The 9th International Conference on Multiscale Materials Modeling

Presentation information

Symposium

L. Structure, Statistics and Mechanics in Crystal Dislocation Plasticity

[SY-L2] Symposium L-2

Mon. Oct 29, 2018 3:45 PM - 5:45 PM Room8

Chairs: Charles Reichhardt(Los Alamos National Laboratory , United States of America), Peter Schall(University of Amsterdam, Netherlands)

[SY-L2] Comparison of surface-indentation and pillar-compression at the nanoscale of FCC metals: Unification of size effects using 3D Discrete Dislocation Dynamics

Hengxu Song1,2, Stefanos Papanikolaou1,2 (1.west virginia university, United States of America, 2.johns hopkins university, United States of America)

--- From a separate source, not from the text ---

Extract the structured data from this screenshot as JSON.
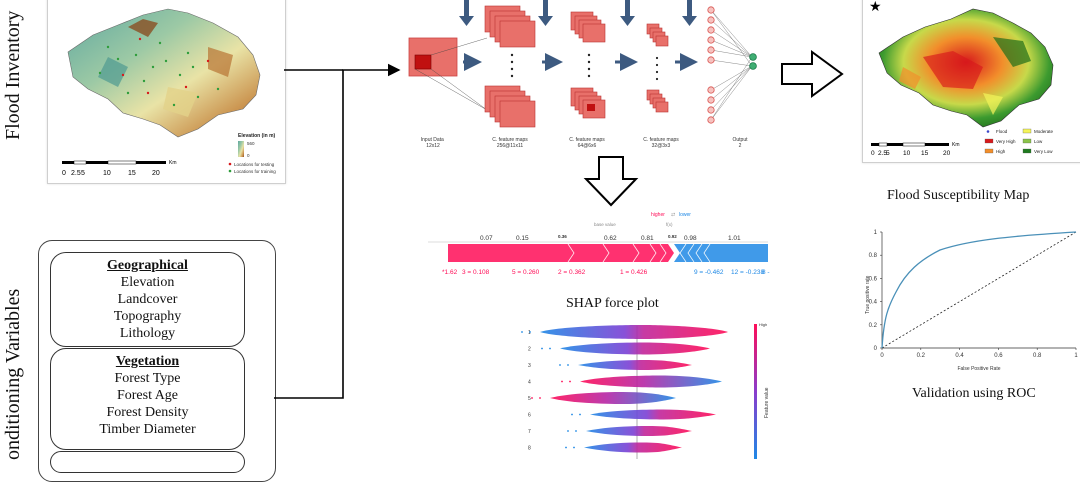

Plasticity of FCC materials at the nanoscale is size dependent, abrupt and stochastic. These features have hindered the predictability of nanoscale plasticity and consequently, engineering at small scales. Surface indentation and pillar compression have been the two major pathways towards developing predictive theories. While surface indentation has strong relevance to engineering, the development of theories has been more efficient for pillar compression studies. In this work, we connect the flat-punch nanoindentation and uniaxial pillar compression size effects under one unified framework. Through three-dimensional Discrete Dislocation Dynamics (3D DDD) simulations, we investigate uniaxial compression of pillars and also flat-punch nanoindentation, for identical pre-existing dislocation densities. We study various pillar/punch sizes (0.25 - 8 μm) and experimentally relevant initial dislocation densities. We demonstrate that Tabor’s law, which is valid at the macroscale, also extends at the nanoscale, given that statistical averaging is appropriately considered. We develop the statistical theory behind this nanoscale “Tabor’s law” using probabilistic concepts and we confirm its validity using 3D-DDD simulations.